I’m part Irish, on my mother’s side. My feelings about this heritage can be
ambivalent, especially when it comes to certain parades. I was in a good mood though on Wednesday, where we had a sudden burst of spring and some long wished for sunshine. The Irish are known for drinking, and yes it’s a stereotype but the truth is few cultures are so closely aligned with alcohol as the Irish are with Whiskey and Lager, Ale, Stout and drinking is part of the St. Patrick’s Day celebration. If you grow up around here, a rite of passage is checking out the NYC parade. The young adults were well represented and it did seem more of them were boozing it up some. I think the older adults who are aghast and appalled about this forget what it was like to be 21. Drinking is fun until it isn’t fun and it is something we should not take lightly. I’m lucky, I go for weeks or months even without a drink, I never feel I have to a drink, never had mood changes or black outs. Everyone who knows me knows that I have never not drunk like a gentleman. Well, maybe when I was in college… but that’s all about learning how to drink. By 30 or so, if you are unable to drink like a gentleman (or a lady!) you will have already quit drinking, and if you haven’t quit and you have a problem, you’re dead or homeless or enduring some other devastation.
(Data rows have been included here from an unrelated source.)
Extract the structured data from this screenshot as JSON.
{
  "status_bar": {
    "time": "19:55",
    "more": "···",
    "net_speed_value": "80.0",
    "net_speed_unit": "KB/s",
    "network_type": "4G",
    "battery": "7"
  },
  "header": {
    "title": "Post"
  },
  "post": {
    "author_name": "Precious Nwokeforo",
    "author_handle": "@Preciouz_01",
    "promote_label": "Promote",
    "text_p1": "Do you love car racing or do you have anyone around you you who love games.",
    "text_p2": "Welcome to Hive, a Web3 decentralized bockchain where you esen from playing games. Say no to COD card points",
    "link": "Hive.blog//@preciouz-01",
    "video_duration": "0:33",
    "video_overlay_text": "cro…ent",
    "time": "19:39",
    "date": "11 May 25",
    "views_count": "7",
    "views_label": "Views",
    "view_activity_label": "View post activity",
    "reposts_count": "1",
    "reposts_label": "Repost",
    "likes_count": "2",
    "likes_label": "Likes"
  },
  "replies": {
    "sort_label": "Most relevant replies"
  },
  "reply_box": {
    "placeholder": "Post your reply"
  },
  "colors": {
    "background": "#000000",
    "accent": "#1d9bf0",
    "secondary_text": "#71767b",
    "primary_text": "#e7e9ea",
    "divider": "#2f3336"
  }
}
You’ve either come to grips with your drinking problem or have learned to live in denial about your alcoholism. Who knows why someone gets that disease and someone else does not. I do now that having a few drinks with friends is still one of the best things in life. As you get older, it is something that happens less and less often, thus you appreciate those times more and more.

Seeing those kids drinking and being intoxicated—I did see an actual hurling upchuck walking towards the PATH—made me sweetly wistful. They were drunk but not disorderly. Some may learn to drink responsibly and some will not and they will suffer the consequences. No one knows what your life has in store for you. New York is a great place to learn how to drink. St. Patrick’s Day Parade is like freshman orientation—not everybody will be here when you graduate.